Tu as peut-être entendu parler de l'hypnose pour ton enfant, et tu ne sais pas trop quoi en penser. C'est une réaction saine. Il se dit beaucoup de choses sur cette pratique, du miracle à l'arnaque, et il n'est pas simple de s'y retrouver quand on cherche juste à aider son enfant.
Alors je vais commencer par ce qui me semble le plus important, même si ce n'est pas ce qui vend le mieux : aucune étude ne montre que l'hypnose fait cesser une situation de harcèlement scolaire. Aucune. Un enfant harcelé a besoin que les choses bougent — dans sa classe, dans le groupe, dans sa manière de répondre. Aucune séance ne fera ça à sa place.
Alors pourquoi est-ce que j'en propose ?
Parce que le harcèlement laisse des traces très concrètes : la boule au ventre du dimanche soir, les nuits hachées, cette impression de ne plus rien maîtriser. Et sur ces traces-là , il existe des données. Pas des promesses — des travaux sérieux, que je te propose de regarder ensemble.

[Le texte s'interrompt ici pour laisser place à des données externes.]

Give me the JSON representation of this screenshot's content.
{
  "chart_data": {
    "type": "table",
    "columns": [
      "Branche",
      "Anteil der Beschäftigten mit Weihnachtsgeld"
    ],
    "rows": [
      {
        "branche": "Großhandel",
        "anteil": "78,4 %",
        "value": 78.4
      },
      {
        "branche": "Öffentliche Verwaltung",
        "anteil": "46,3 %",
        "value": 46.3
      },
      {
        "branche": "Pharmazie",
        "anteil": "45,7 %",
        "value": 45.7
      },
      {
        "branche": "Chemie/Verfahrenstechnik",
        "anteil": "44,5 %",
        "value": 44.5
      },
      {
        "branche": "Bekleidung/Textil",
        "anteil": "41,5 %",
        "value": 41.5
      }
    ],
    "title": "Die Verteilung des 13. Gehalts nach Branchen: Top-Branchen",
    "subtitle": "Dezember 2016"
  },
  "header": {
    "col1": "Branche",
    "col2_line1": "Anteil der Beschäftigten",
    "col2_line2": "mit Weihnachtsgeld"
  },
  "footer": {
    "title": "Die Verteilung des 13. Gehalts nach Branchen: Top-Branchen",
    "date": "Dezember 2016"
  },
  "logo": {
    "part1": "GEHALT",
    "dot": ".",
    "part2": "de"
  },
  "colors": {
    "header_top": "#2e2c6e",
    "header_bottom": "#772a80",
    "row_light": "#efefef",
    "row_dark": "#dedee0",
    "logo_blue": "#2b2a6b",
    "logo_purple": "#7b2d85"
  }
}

Ce que l'Inserm a établi, et ce qu'il n'a pas établi
En 2015, l'Inserm a remis à la Direction générale de la santé un rapport de plus de 200 pages consacré à l'efficacité de l'hypnose, à partir d'une cinquantaine d'essais cliniques [1].
Sa conclusion tient en deux moitiés, et il faut lire les deux.
Ce qui est établi : un intérêt thérapeutique réel en anesthésie et sédation pendant une intervention, ainsi que dans la prise en charge du syndrome de l'intestin irritable [1][2].
Ce qui ne l'est pas : pour la plupart des autres indications, les données sont jugées insuffisantes, parfois décevantes — le sevrage tabagique et la douleur de l'accouchement sont cités noir sur blanc. Les auteurs précisent aussi que leurs conclusions sur le stress post-traumatique ne valent que pour les adultes, faute d'assez d'essais chez l'enfant et l'adolescent [3].
L'hypnose n'est donc ni une imposture ni une baguette magique. C'est un outil dont l'efficacité est démontrée dans un périmètre restreint, et bien délimité. Ça me va très bien de le dire ainsi.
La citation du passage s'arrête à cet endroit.